Roma-Palermo: 40 mila “I love you” all’Olimpico

 L’Olimpico comincia, piano piano,a riempirsi di nuovo. Per Roma-Palermo sono attese circa 40 mila persone che, secondo le pagine de Il Romanista in edicola oggi, sono anche la logica conseguenza dell’attestato di amore rivolto dal tifo giallorosso alla Roma. Proprio alla vigilia di San Valentino. Testuale:
L’amore conta sempre. Figuratevi oggi, vigilia di San Valentino e soprattutto uno dei giorni più importanti della nostra stagione. Seconda stella a destra, questo è il cammino? Forse sì. Alle 18 con il Palermo, stadio Olimpico, la Roma conoscerà il proprio futuro. Oggi, possiamo diventare grandi. Scudetto o Champions, la scelta è tra il bellissimo e il bello, tra un immediato meno 6 e una domenica quasi inutile per noi meravigliosi gufi. L’amore conta. Specie quello dei tifosi e delle tifose, e specie se in coppia. A Trigoria sostengono che la promozione per San Valentino, la vendita di due biglietti (quasi) al prezzo di uno – omaggio della Roma ai fidanzati di fede giallorossa – abbia trascinato la prevendita. Oggi, anche contando sulla giornata di bel tempo, gli spettatori paganti dovrebbero essere circa tredicimila e quelli totali intorno ai trentottomila. Sarebbe il quarto miglior dato del campionato per il botteghino romanista, addirittura il terzo da quando in panchina c’è Ranieri, dietro solo – nell’ordine – alle partite casalinghe con Juventus (ultima di Spalletti), Lazio e Bari.

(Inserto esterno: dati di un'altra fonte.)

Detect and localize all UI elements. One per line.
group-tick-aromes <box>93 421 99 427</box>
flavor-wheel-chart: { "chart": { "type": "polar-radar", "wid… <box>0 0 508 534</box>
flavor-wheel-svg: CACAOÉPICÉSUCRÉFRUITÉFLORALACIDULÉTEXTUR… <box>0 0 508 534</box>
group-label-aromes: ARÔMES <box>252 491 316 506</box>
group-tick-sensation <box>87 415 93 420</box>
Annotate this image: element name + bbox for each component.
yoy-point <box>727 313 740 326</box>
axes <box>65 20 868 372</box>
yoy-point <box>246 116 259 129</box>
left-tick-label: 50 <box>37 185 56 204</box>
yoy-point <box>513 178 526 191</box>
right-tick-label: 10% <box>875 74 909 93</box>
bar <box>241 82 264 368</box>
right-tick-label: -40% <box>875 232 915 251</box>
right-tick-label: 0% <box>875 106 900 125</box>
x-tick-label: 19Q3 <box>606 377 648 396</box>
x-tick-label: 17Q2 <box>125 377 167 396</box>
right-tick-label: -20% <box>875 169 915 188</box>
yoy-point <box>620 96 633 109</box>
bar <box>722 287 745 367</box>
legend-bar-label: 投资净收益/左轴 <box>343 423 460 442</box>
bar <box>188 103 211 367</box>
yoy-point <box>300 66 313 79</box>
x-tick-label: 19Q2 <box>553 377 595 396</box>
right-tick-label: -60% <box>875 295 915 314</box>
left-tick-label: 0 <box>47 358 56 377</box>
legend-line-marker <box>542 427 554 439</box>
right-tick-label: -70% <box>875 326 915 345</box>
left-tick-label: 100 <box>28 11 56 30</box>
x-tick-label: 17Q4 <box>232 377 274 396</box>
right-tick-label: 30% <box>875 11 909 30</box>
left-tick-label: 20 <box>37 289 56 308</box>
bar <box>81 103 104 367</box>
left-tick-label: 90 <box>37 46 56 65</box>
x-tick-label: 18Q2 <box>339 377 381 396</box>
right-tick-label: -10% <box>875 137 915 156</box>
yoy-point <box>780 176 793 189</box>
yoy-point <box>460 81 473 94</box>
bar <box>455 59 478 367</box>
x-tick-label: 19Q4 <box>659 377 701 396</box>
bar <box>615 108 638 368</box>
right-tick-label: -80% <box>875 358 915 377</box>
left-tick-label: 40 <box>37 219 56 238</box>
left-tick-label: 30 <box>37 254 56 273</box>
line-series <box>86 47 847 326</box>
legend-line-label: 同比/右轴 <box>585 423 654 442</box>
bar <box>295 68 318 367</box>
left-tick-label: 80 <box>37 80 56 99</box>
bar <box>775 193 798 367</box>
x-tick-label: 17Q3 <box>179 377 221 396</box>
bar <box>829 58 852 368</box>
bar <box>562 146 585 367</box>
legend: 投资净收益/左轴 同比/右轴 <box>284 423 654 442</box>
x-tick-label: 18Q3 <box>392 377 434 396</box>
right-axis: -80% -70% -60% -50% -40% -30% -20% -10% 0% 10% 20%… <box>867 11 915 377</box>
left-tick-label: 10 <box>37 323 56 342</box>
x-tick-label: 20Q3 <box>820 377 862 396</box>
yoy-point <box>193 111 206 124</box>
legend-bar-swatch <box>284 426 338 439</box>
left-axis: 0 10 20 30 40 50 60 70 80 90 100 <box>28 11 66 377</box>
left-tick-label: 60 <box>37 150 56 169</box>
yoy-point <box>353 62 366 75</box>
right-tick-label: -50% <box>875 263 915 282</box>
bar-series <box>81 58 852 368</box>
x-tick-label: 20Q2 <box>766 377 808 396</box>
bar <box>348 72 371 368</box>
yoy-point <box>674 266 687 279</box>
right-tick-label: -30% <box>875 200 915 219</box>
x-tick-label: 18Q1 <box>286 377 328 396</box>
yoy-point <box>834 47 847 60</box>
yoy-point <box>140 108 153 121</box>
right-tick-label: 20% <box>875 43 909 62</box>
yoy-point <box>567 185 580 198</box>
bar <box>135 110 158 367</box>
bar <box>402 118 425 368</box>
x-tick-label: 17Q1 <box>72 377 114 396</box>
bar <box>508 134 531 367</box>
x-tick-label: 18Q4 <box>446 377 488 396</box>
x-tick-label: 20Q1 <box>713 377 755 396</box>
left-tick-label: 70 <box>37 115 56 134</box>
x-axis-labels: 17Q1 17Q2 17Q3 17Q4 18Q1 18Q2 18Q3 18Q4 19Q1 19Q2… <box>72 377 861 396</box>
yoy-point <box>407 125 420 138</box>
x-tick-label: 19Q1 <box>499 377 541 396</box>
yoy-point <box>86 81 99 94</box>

Roma, prendi il Milan e scorda l’Inter (per ora)

 Con l’anticipo della 24a giornata tra Milan-Udinese risolto in favore dei rossoneri da uno scatenato reparto offensivo (Huntelaar doppietta, Pato gol), alla Roma tocca oggi rimettere ogni cosa al proprio posto e andarsi a riprendere il secondo posto in classifica, momentaneamente occupato dalla formazione di Leonardo (45 a 44). Meglio fare un passo alla volta, lasciando perdere l’Inter di Josè Mourinho: è questo l’invito rivolto ai capitolini attraverso le pagine de Il Messaggero:
Adesso che la Roma ha preso il via, che la corsa è diventata rapida e fluida, bisogna stare più attenti di prima. Prima di tutto non si deve commettere l’errore di pensare all’Inter. I nerazzurri di Mourinho hanno avuto finora un altro passo. Hanno altri mezzi. Dell’Inter parleremo prima e dopo lo scontro diretto, al quale non manca molto.

Roma stile Sud America: Juan-Burdisso, vietato ballare

La formazione nella testa di Claudio Ranieri sembra fatta: Roma-Palermo vedrà i giallorossi scendere in campo con parecchie novità difensive. Marco Motta sulla fascia, Philippe Mexes in panchina e in mezzo i due titolari sono Nicolas Burdisso e Juan. Solito, inamovibile John Arne Riise. La bella notizia per Ranieri è quella di aver potuto, prima volta da quando allena la Roma, contare sull’apporto di tutti e quattro i centrali in rosa: Juan, Mexes, Burdisso e Andreolli. L’intenzione pare essere quella di concedere un turno a Mexes in vista della gara di Europa League di giovedì. Marchio sudamericano sulla difesa giallorossa, quindi, con tanto di dovere tassativo: vietato ballare. Da Il Romanista in edicola stamane.
Presenza di Capitan Totti a parte, gli altri dubbi di Ranieri quanto alla formazione da opporre al Palermo riguardano il quartetto difensivo. Nella lista dei 20 calciatori convocati per il match odierno, figurano infatti i nomi di tutti e quattro i centrali di ruolo a disposizione: Juan, Mexes, Burdisso e Andreolli. Giovedì pomeriggio il mister ha provato a lungo l’ex interista, squalificato a Firenze, al fianco di Phil. Ipotesi praticabile, sicuramente. Ma è difficile che in una partita di grande valore per la classifica come quella con i rosanero, Claudio Martello si privi dall’inizio di un elemento come il capitano della Seleçao. Anzi è probabile che proprio il brasiliano sia il punto fermo e vicino avrà uno degli altri P due.